En sollicitant encore les entreprises en tant qu'employeurs, le gouvernement ne fait que céder à un vieux réflexe commode mais injustifié.

Pas de compte-pénibilité sans remise en cause des catégories actives

Même les fonctionnaires s'y mettent : dans le Figaro du 04/09 [7], Philippe Soubirous FO fonction publique a déclaré « « Il ne faut pas que le même métier, dans le public et le privé, ouvre des droits différents à la pénibilité dans le public et dans le privé ». Une déclaration qui sonne comme une provocation quand on sait ce que représente pour le budget de l'État, donc pour la solidarité nationale, le poids des catégories actives, c'est-à-dire des différents corps qui peuvent partir plus tôt à la retraite dans la fonction publique (voir annexe).

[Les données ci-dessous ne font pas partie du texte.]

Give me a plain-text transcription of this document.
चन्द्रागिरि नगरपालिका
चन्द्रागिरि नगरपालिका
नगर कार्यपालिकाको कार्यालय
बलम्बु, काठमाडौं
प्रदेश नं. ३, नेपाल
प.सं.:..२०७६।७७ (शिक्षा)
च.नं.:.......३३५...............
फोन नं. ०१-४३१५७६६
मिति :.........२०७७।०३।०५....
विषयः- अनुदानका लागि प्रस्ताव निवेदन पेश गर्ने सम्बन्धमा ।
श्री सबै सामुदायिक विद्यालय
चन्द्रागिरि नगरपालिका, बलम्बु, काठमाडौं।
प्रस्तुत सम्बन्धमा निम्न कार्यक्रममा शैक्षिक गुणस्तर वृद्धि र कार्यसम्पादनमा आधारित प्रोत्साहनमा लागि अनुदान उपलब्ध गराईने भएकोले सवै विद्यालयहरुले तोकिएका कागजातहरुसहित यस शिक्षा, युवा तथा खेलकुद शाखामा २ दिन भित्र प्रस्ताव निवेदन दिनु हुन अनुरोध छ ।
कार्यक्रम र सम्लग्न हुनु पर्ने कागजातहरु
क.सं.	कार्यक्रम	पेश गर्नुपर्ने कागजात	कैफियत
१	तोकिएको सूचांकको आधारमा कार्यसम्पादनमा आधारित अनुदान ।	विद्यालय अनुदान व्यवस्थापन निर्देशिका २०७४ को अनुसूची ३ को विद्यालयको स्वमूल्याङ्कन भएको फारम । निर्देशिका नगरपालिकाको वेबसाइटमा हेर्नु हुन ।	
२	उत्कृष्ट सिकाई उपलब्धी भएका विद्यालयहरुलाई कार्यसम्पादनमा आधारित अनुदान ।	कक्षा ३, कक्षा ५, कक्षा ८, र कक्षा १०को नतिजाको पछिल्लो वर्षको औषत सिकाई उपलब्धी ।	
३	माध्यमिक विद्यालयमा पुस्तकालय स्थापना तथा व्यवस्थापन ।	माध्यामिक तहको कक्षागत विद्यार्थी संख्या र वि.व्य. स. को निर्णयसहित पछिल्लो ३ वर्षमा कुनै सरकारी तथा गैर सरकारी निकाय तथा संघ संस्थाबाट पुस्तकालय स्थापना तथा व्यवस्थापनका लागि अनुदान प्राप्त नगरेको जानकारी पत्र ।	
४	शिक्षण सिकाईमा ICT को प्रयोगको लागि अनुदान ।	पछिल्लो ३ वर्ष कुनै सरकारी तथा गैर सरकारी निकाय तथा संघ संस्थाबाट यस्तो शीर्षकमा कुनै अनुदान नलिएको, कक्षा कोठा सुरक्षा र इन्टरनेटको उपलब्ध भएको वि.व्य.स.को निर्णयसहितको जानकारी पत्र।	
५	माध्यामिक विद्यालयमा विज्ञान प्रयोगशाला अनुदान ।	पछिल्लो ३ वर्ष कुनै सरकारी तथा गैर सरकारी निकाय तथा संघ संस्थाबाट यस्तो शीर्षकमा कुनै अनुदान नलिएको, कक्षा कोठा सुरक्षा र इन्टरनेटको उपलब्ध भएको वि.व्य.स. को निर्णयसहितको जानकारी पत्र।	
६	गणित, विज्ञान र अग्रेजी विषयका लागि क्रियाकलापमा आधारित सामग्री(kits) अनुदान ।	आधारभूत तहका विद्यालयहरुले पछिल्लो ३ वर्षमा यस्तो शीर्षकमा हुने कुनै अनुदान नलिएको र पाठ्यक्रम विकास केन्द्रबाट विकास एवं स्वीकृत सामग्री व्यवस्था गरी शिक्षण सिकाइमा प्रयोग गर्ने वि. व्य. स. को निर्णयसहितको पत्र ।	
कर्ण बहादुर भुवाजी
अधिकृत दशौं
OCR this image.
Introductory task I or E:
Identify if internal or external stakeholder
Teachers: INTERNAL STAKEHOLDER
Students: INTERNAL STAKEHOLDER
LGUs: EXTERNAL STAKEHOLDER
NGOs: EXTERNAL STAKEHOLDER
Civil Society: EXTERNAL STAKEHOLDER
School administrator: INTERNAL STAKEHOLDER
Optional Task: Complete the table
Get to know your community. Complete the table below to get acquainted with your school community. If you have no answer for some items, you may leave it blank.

Dans le chiffrage de la réforme la Fondation iFRAP avait estimé, à partir des pensions moyennes et du nombre de départs à la retraite annuel, ce que représenterait l'économie d'une suppression complète des catégories actives : 3,2 milliards d'euros en 2020 pour les 3 fonctions publiques. D'autant qu'à la possibilité de partir plus tôt en retraite s'ajoutent fréquemment des indemnités de sujétion spéciales qui sont prises en compte dans la pension de base ou via le régime additionnel de la fonction publique (qui prend en compte uniquement les primes).

Le problème est qu'effectivement, n'étant pas concernés par les catégories actives, les contractuels pourraient bénéficier du compte pénibilité. Autre exemple, les enseignants ou les infirmières selon qu'ils exercent dans le public ou le privé. La situation est même pire pour les infirmières qui ont accepté un passage en catégorie A en contrepartie d'une perte du bénéfice de la catégorie active, mais qui ne seraient pas couvertes par le nouveau dispositif.

La solution serait dans ce cas d'accepter une remise en cause totale des régimes des catégories actives. Une remise en cause qui s'étendrait bien sûr aux régimes spéciaux. Le gouvernement qui veut ouvrir le débat sur la pénibilité doit avoir le courage de se lancer dans un tel chantier. Ce serait alors une étape de plus dans la convergence public-privé.

Annexe

[1] voir page 166

[2] Décret n° 2011-354 du 30 mars 2011 relatif à la définition des facteurs de risques professionnels :

  • Au titre des contraintes physiques marquées :
    • Les manutentions manuelles de charges définies à l'article R. 4541-2 ;
    • Les postures pénibles définies comme positions forcées des articulations ;
    • Les vibrations mécaniques mentionnées à l'article R. 4441-1 ;
  • Au titre de l'environnement physique agressif :
    • Les agents chimiques dangereux mentionnés aux articles R. 4412-3 et R. 4412-60, y compris les poussières et les fumées ;
    • Les activités exercées en milieu hyperbare définies à l'article R. 4461-1 ;
    • Les températures extrêmes ;
    • Le bruit mentionné à l'article R. 4431-1 ;
  • Au titre de certains rythmes de travail :
    • Le travail de nuit dans les conditions fixées aux articles L. 3122-29 à L. 3122-31 ;
    • Le travail en équipes successives alternantes ;
    • Le travail répétitif caractérisé par la répétition d'un même geste, à une cadence contrainte, imposée ou non par le déplacement automatique d'une pièce ou par la rémunération à la pièce, avec un temps de cycle défini. »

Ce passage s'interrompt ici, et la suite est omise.